Activated astrocytes in the rat dorsal striatum following rotenone administration. Representative photomicrographs demonstrate GFAP-labeled astrocytes in the striatum in control, rotenone, and rotenone + CP treatment groups. (A) Rotenone administration conspicuously increased the number and size of the astrocytes in the striatum, and treatment of rats with CP decreased the number of reactive astrocytes. (B) Quantitative analysis by cellSens Imaging Software showed that the number of reactive astrocytes was significantly increased (p = 0.0131) in rotenone vs. controls, whereas it was markedly decreased (p = 0.0314) following CP treatment. N = 3. (C,D) Immunohistochemistry with Iba1 showed that the microglial population was significantly increased (p = 0.0105) in the SN after rotenone administration of rats, which were not significantly changed (p = 0.0535) following CP treatment. (E) Differentiation of microglia in rotenone rats after CP treatment. Colocalization (yellow, arrows) of Iba1 (red) and arginase 1 (green) in the dorsal striatum of CP-treated rats indicated differentiation of microglia into M2-type following calpain inhibition. N = 3–5. (F) Quantitative analyses of co-localized Iba-1+- and Arginase 1+-stained cells from Figure 5E. N = 4.

Figure 6

Administration of rotenone differentially influenced the expression levels of calpain-1 and calpain-2 in the nigrostriatal pathway in rats. (A) A representative photomicrograph of Western blot analysis showed upregulation of calpain-1 protein expression in the striatum following rotenone injection in rats (upper panel). β-actin was used as a loading control.

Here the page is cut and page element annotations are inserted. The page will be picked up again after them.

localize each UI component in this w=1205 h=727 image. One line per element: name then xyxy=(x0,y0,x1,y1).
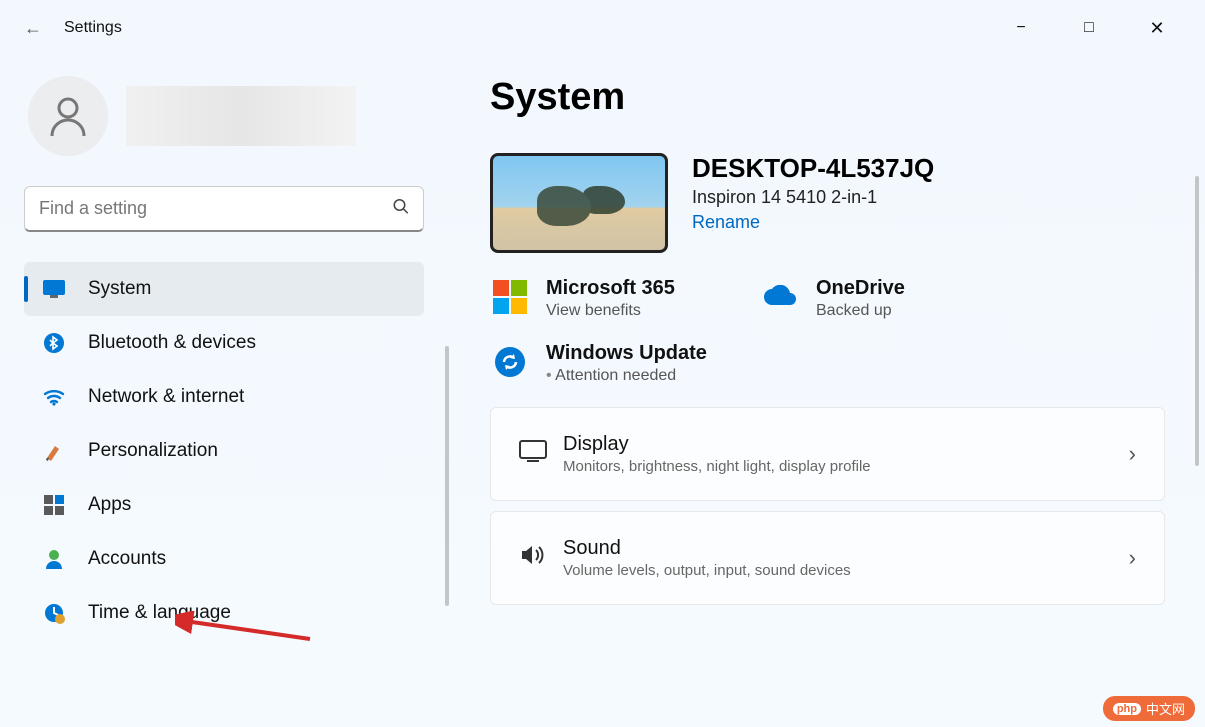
system-icon xyxy=(42,277,66,301)
sidebar-item-label: Personalization xyxy=(88,440,218,462)
sidebar-item-time-language[interactable]: Time & language xyxy=(24,586,424,640)
card-sound[interactable]: Sound Volume levels, output, input, soun… xyxy=(490,511,1165,605)
close-button[interactable]: ✕ xyxy=(1137,8,1177,48)
quick-onedrive[interactable]: OneDrive Backed up xyxy=(760,277,990,320)
quick-title: Microsoft 365 xyxy=(546,277,675,300)
quick-links-row: Microsoft 365 View benefits OneDrive Bac… xyxy=(490,277,1165,320)
sidebar-item-network[interactable]: Network & internet xyxy=(24,370,424,424)
chevron-right-icon: › xyxy=(1129,545,1136,571)
wifi-icon xyxy=(42,385,66,409)
search-wrap xyxy=(24,186,424,232)
maximize-button[interactable]: □ xyxy=(1069,8,1109,48)
settings-cards: Display Monitors, brightness, night ligh… xyxy=(490,407,1165,605)
search-input[interactable] xyxy=(24,186,424,232)
quick-microsoft-365[interactable]: Microsoft 365 View benefits xyxy=(490,277,720,320)
sidebar-nav: System Bluetooth & devices Network & int… xyxy=(24,262,424,640)
device-name: DESKTOP-4L537JQ xyxy=(692,153,934,184)
rename-link[interactable]: Rename xyxy=(692,212,760,233)
back-button[interactable]: ← xyxy=(24,18,64,39)
search-icon xyxy=(392,198,410,221)
avatar xyxy=(28,76,108,156)
display-icon xyxy=(519,440,563,469)
minimize-button[interactable]: − xyxy=(1001,8,1041,48)
watermark-brand: php xyxy=(1113,703,1141,715)
bluetooth-icon xyxy=(42,331,66,355)
card-subtitle: Monitors, brightness, night light, displ… xyxy=(563,458,1129,475)
windows-update-icon xyxy=(490,342,530,382)
sidebar-item-apps[interactable]: Apps xyxy=(24,478,424,532)
person-icon xyxy=(46,94,90,138)
chevron-right-icon: › xyxy=(1129,441,1136,467)
card-display[interactable]: Display Monitors, brightness, night ligh… xyxy=(490,407,1165,501)
sidebar-item-accounts[interactable]: Accounts xyxy=(24,532,424,586)
onedrive-icon xyxy=(760,277,800,317)
sidebar-item-label: Accounts xyxy=(88,548,166,570)
title-bar: ← Settings − □ ✕ xyxy=(0,0,1205,56)
sidebar-item-label: Bluetooth & devices xyxy=(88,332,256,354)
watermark-text: 中文网 xyxy=(1146,699,1185,718)
sidebar-item-label: Network & internet xyxy=(88,386,244,408)
app-title: Settings xyxy=(64,19,122,37)
apps-icon xyxy=(42,493,66,517)
sound-icon xyxy=(519,543,563,574)
quick-windows-update[interactable]: Windows Update Attention needed xyxy=(490,342,720,385)
watermark: php 中文网 xyxy=(1103,696,1195,721)
sidebar-item-label: Time & language xyxy=(88,602,231,624)
device-summary: DESKTOP-4L537JQ Inspiron 14 5410 2-in-1 … xyxy=(490,153,1165,253)
sidebar-item-system[interactable]: System xyxy=(24,262,424,316)
quick-links-row-2: Windows Update Attention needed xyxy=(490,342,1165,385)
quick-subtitle: Attention needed xyxy=(546,367,707,385)
microsoft-365-icon xyxy=(490,277,530,317)
device-wallpaper-thumbnail[interactable] xyxy=(490,153,668,253)
window-controls: − □ ✕ xyxy=(1001,8,1197,48)
card-subtitle: Volume levels, output, input, sound devi… xyxy=(563,562,1129,579)
main-content: System DESKTOP-4L537JQ Inspiron 14 5410 … xyxy=(460,56,1205,727)
quick-title: OneDrive xyxy=(816,277,905,300)
card-title: Display xyxy=(563,433,1129,456)
quick-title: Windows Update xyxy=(546,342,707,365)
sidebar-item-personalization[interactable]: Personalization xyxy=(24,424,424,478)
profile-block[interactable] xyxy=(28,76,460,156)
sidebar-scrollbar[interactable] xyxy=(445,346,449,606)
sidebar: System Bluetooth & devices Network & int… xyxy=(0,56,460,727)
sidebar-item-label: System xyxy=(88,278,151,300)
quick-subtitle: View benefits xyxy=(546,302,675,320)
card-title: Sound xyxy=(563,537,1129,560)
sidebar-item-label: Apps xyxy=(88,494,131,516)
main-scrollbar[interactable] xyxy=(1195,176,1199,466)
device-model: Inspiron 14 5410 2-in-1 xyxy=(692,187,934,208)
page-title: System xyxy=(490,76,1165,119)
clock-globe-icon xyxy=(42,601,66,625)
sidebar-item-bluetooth[interactable]: Bluetooth & devices xyxy=(24,316,424,370)
quick-subtitle: Backed up xyxy=(816,302,905,320)
paintbrush-icon xyxy=(42,439,66,463)
profile-name-redacted xyxy=(126,86,356,146)
accounts-icon xyxy=(42,547,66,571)
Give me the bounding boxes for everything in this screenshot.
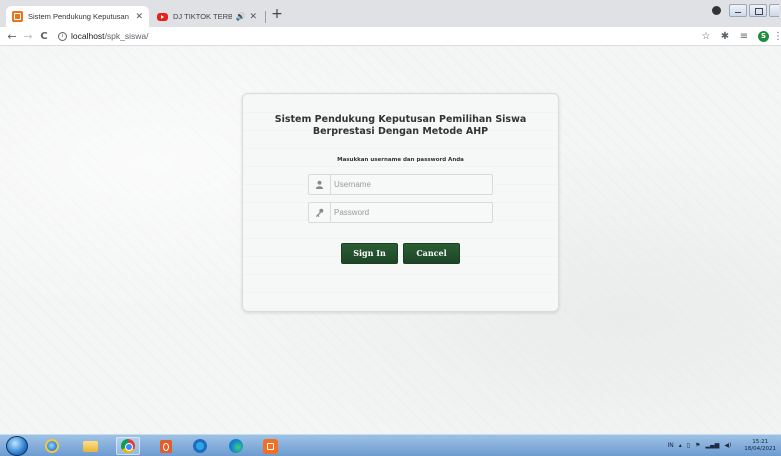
page-title: Sistem Pendukung Keputusan Pemilihan Sis… (274, 114, 527, 137)
star-icon[interactable]: ☆ (698, 31, 714, 42)
windows-taskbar: IN ▴ ▯ ⚑ ▂▄▆ ◀) 15:21 18/04/2021 (0, 434, 781, 456)
start-button[interactable] (6, 436, 28, 456)
network-icon[interactable]: ▂▄▆ (705, 442, 719, 449)
cancel-button[interactable]: Cancel (403, 243, 460, 264)
tab-youtube[interactable]: DJ TIKTOK TERBARU 2021 - 🔊 ✕ (151, 6, 263, 27)
avatar[interactable]: S (758, 31, 769, 42)
close-icon[interactable]: ✕ (249, 12, 257, 22)
taskbar-cortana[interactable] (188, 437, 212, 455)
media-control-icon[interactable]: ≡ (736, 31, 752, 42)
user-icon (309, 175, 331, 194)
close-icon[interactable]: ✕ (135, 12, 143, 22)
chrome-icon (121, 439, 135, 453)
password-input[interactable] (334, 203, 489, 222)
back-arrow-icon[interactable]: ← (5, 29, 19, 44)
system-tray: IN ▴ ▯ ⚑ ▂▄▆ ◀) 15:21 18/04/2021 (663, 435, 777, 456)
taskbar-xampp[interactable] (258, 437, 282, 455)
folder-icon (82, 440, 98, 452)
chevron-up-icon[interactable]: ▴ (679, 442, 682, 449)
taskbar-internet-explorer[interactable] (40, 437, 64, 455)
flag-icon[interactable]: ⚑ (695, 442, 700, 449)
login-card: Sistem Pendukung Keputusan Pemilihan Sis… (242, 93, 559, 312)
new-tab-button[interactable]: + (270, 5, 284, 23)
username-field (308, 174, 493, 195)
minimize-button[interactable] (729, 3, 747, 17)
url-host: localhost (71, 31, 105, 41)
close-window-button[interactable] (769, 3, 779, 17)
clock[interactable]: 15:21 18/04/2021 (739, 439, 776, 453)
youtube-icon (157, 12, 168, 21)
browser-toolbar: ← → C i localhost/spk_siswa/ ☆ ✱ ≡ S ⋮ (0, 27, 781, 46)
address-bar[interactable]: localhost/spk_siswa/ (71, 30, 149, 43)
xampp-app-icon (12, 11, 23, 22)
tab-separator (265, 11, 266, 23)
username-input[interactable] (334, 175, 489, 194)
taskbar-chrome[interactable] (116, 437, 140, 455)
info-icon[interactable]: i (58, 32, 67, 41)
url-path: /spk_siswa/ (104, 31, 149, 41)
tab-title: DJ TIKTOK TERBARU 2021 - (173, 12, 233, 21)
taskbar-office[interactable] (154, 437, 178, 455)
toolbar-actions: ☆ ✱ ≡ S ⋮ (695, 27, 781, 46)
speaker-icon[interactable]: 🔊 (235, 12, 245, 21)
tab-spk-siswa[interactable]: Sistem Pendukung Keputusan Pe ✕ (6, 6, 149, 27)
page-background: Sistem Pendukung Keputusan Pemilihan Sis… (0, 46, 781, 434)
taskbar-file-explorer[interactable] (78, 437, 102, 455)
sign-in-button[interactable]: Sign In (341, 243, 398, 264)
menu-icon[interactable]: ⋮ (773, 31, 781, 42)
login-instruction: Masukkan username dan password Anda (337, 157, 464, 163)
cortana-icon (193, 439, 207, 453)
window-controls (712, 0, 781, 20)
battery-icon[interactable]: ▯ (687, 442, 690, 449)
taskbar-edge[interactable] (224, 437, 248, 455)
volume-icon[interactable]: ◀) (724, 442, 731, 449)
office-icon (160, 439, 172, 453)
reload-icon[interactable]: C (37, 29, 51, 44)
xampp-icon (262, 438, 278, 454)
extensions-icon[interactable]: ✱ (717, 31, 733, 42)
language-indicator[interactable]: IN (668, 442, 674, 449)
password-field (308, 202, 493, 223)
key-icon (309, 203, 331, 222)
edge-icon (229, 439, 243, 453)
clock-date: 18/04/2021 (744, 445, 776, 452)
tab-title: Sistem Pendukung Keputusan Pe (28, 12, 132, 21)
record-icon[interactable] (712, 5, 721, 15)
clock-time: 15:21 (752, 438, 769, 445)
browser-tab-strip: Sistem Pendukung Keputusan Pe ✕ DJ TIKTO… (0, 0, 781, 27)
maximize-button[interactable] (749, 3, 767, 17)
forward-arrow-icon[interactable]: → (21, 29, 35, 44)
internet-explorer-icon (45, 439, 59, 453)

Quantification of the protein level detected in Western blot analysis suggests calpain-1 expression was significantly increased (p = 0.0005) after rotenone injection, and it was marginally decreased (p = 0.1171) following CP treatment (lower panel, N = 5–6). (B) A representative photomicrograph of Western blot analysis also showed upregulation of calpain-2 protein expression in the striatum following rotenone injection (upper panel). β-actin was used as a loading control. Quantification of the calpain-2 protein level suggests a significant increase (p < 0.0001) in calpain-2 protein expression in the rotenone rats as compared to control group (lower panel, N = 6–8). CP treatment significantly decreased calpain-2 protein expression (p < 0.0001) in rotenone rats. MW = molecular weight.

Figure 7

Schematic presentation showing rotenone-induced toxicity in SN neurons. Reactive astrocytes/microglia were detected after rotenone administration in Lewis rats. Both calpain-1 and calpain-2 were also activated in the nigrostriatal pathway following rotenone administration in rats. Calpain inhibition may help reduce glial activation via reduction of ROS and differentiation of microglia into M2-type cells. Decreased phagocytic function of glia and selective autophagy may also support preferential regulation of calpain-1 and calpain-2 expression/activity and the fate of neuronal survival in PD.